La façade néoclassique du lycée était d’un gris foncé, rythmé de demi-colonnes blanches, il n’y avait pas d’inscription sur le fronton triangulaire. Ce n’est plus une école depuis bien longtemps, m’a expliqué Ilya Virano ; c’est aujourd’hui une maison de repos — j’ai consciencieusement photographié l’entrée et la cour ; quelques pensionnaires très âgés prenaient le frais sur un banc sous un porche ; j’ai pensé, alors que M. Virano allait les saluer, qu’ils avaient sans doute commencé leur vie dans ces murs, qu’ils avaient étudié ici l’hébreu, le turc, le français, qu’ils avaient joué dans ce patio, qu’ils y avaient aimé, recopié des poèmes et s’y étaient battus pour d’insurmontables peccadilles et que maintenant, la boucle bouclée, dans le même bâtiment un peu austère au carrelage immaculé, ils finissaient doucement leurs jours, en regardant par les fenêtres, du haut de leur colline, Istanbul avancer à grands pas dans la modernité.

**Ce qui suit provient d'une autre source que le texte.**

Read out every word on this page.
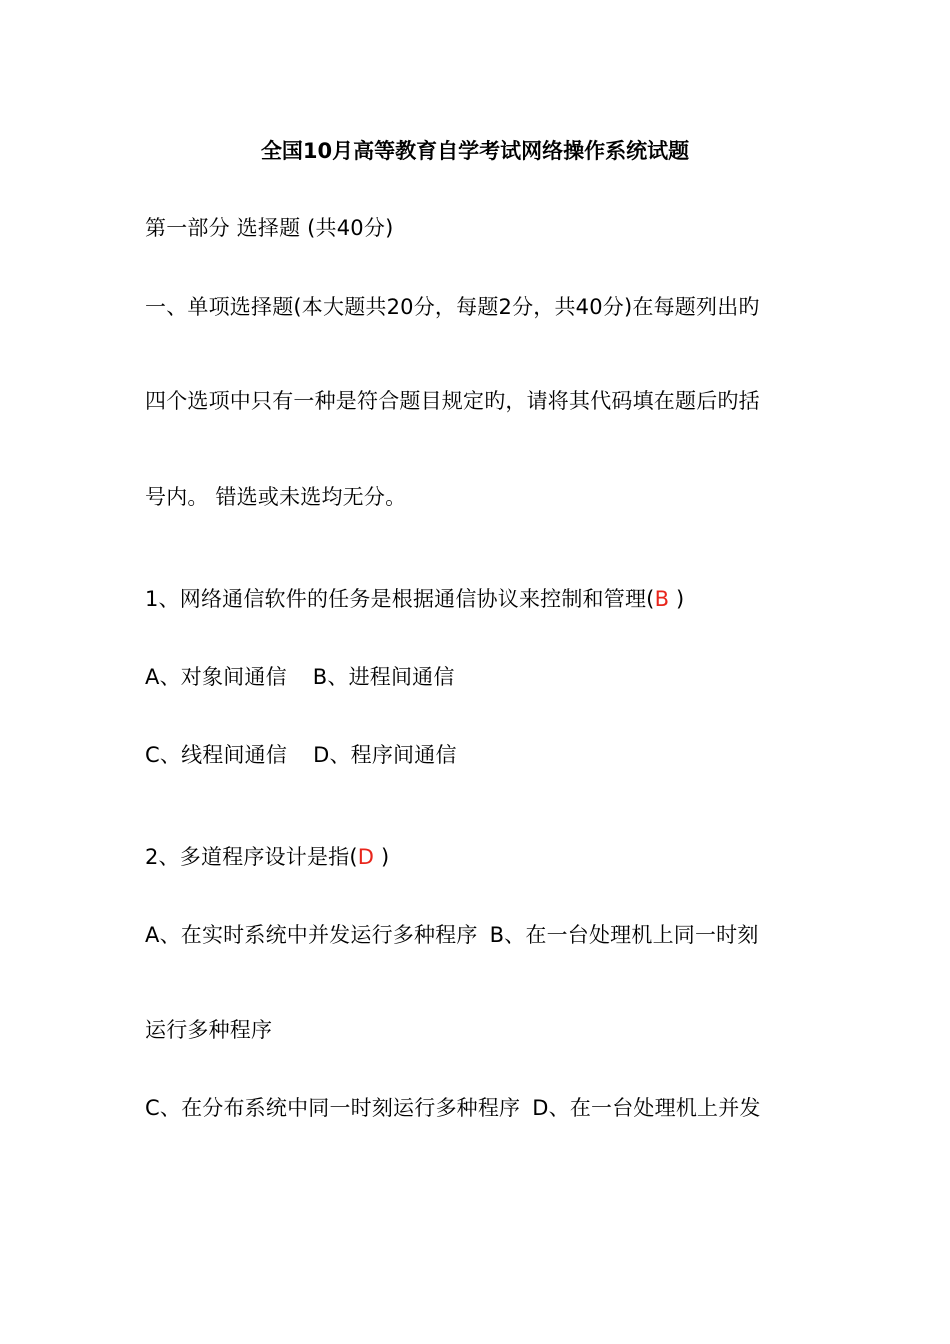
全国10月高等教育自学考试网络操作系统试题
第一部分 选择题 (共40分)
一、单项选择题(本大题共20分，每题2分，共40分)在每题列出旳
四个选项中只有一种是符合题目规定旳，请将其代码填在题后旳括
号内。 错选或未选均无分。
1、网络通信软件的任务是根据通信协议来控制和管理(B )
A、对象间通信 B、进程间通信
C、线程间通信 D、程序间通信
2、多道程序设计是指(D )
A、在实时系统中并发运行多种程序 B、在一台处理机上同一时刻
运行多种程序
C、在分布系统中同一时刻运行多种程序 D、在一台处理机上并发
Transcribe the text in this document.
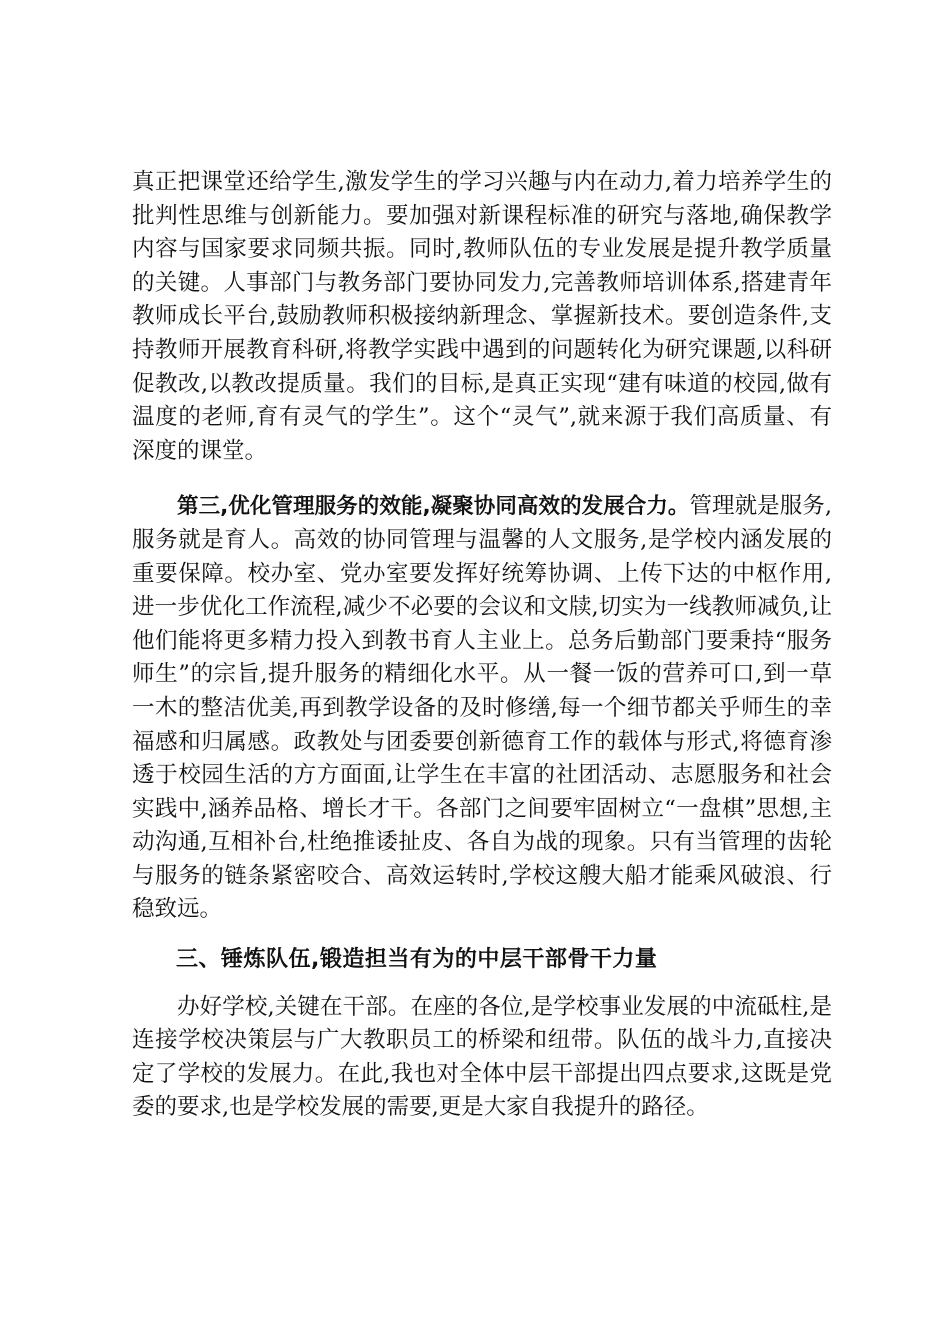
真正把课堂还给学生,激发学生的学习兴趣与内在动力,着力培养学生的批判性思维与创新能力。要加强对新课程标准的研究与落地,确保教学内容与国家要求同频共振。同时,教师队伍的专业发展是提升教学质量的关键。人事部门与教务部门要协同发力,完善教师培训体系,搭建青年教师成长平台,鼓励教师积极接纳新理念、掌握新技术。要创造条件,支持教师开展教育科研,将教学实践中遇到的问题转化为研究课题,以科研促教改,以教改提质量。我们的目标,是真正实现“建有味道的校园,做有温度的老师,育有灵气的学生”。这个“灵气”,就来源于我们高质量、有深度的课堂。

第三,优化管理服务的效能,凝聚协同高效的发展合力。管理就是服务,服务就是育人。高效的协同管理与温馨的人文服务,是学校内涵发展的重要保障。校办室、党办室要发挥好统筹协调、上传下达的中枢作用,进一步优化工作流程,减少不必要的会议和文牍,切实为一线教师减负,让他们能将更多精力投入到教书育人主业上。总务后勤部门要秉持“服务师生”的宗旨,提升服务的精细化水平。从一餐一饭的营养可口,到一草一木的整洁优美,再到教学设备的及时修缮,每一个细节都关乎师生的幸福感和归属感。政教处与团委要创新德育工作的载体与形式,将德育渗透于校园生活的方方面面,让学生在丰富的社团活动、志愿服务和社会实践中,涵养品格、增长才干。各部门之间要牢固树立“一盘棋”思想,主动沟通,互相补台,杜绝推诿扯皮、各自为战的现象。只有当管理的齿轮与服务的链条紧密咬合、高效运转时,学校这艘大船才能乘风破浪、行稳致远。

三、锤炼队伍,锻造担当有为的中层干部骨干力量

办好学校,关键在干部。在座的各位,是学校事业发展的中流砥柱,是连接学校决策层与广大教职员工的桥梁和纽带。队伍的战斗力,直接决定了学校的发展力。在此,我也对全体中层干部提出四点要求,这既是党委的要求,也是学校发展的需要,更是大家自我提升的路径。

À part ce mot retrouvé dans l’article balzacien, je ne me souviens pas que Sarah m’ait jamais reparlé de ces clichés d’Istanbul arrachés à la pluie et à l’oubli — je suis rentré déprimé à Cihangir, j’avais envie de dire à Bilger (il prenait le thé chez nous quand je suis arrivé) que l’archéologie me semblait la plus triste des activités, que je ne voyais pas de poésie dans la ruine, ni aucun plaisir dans le remuage de la disparition.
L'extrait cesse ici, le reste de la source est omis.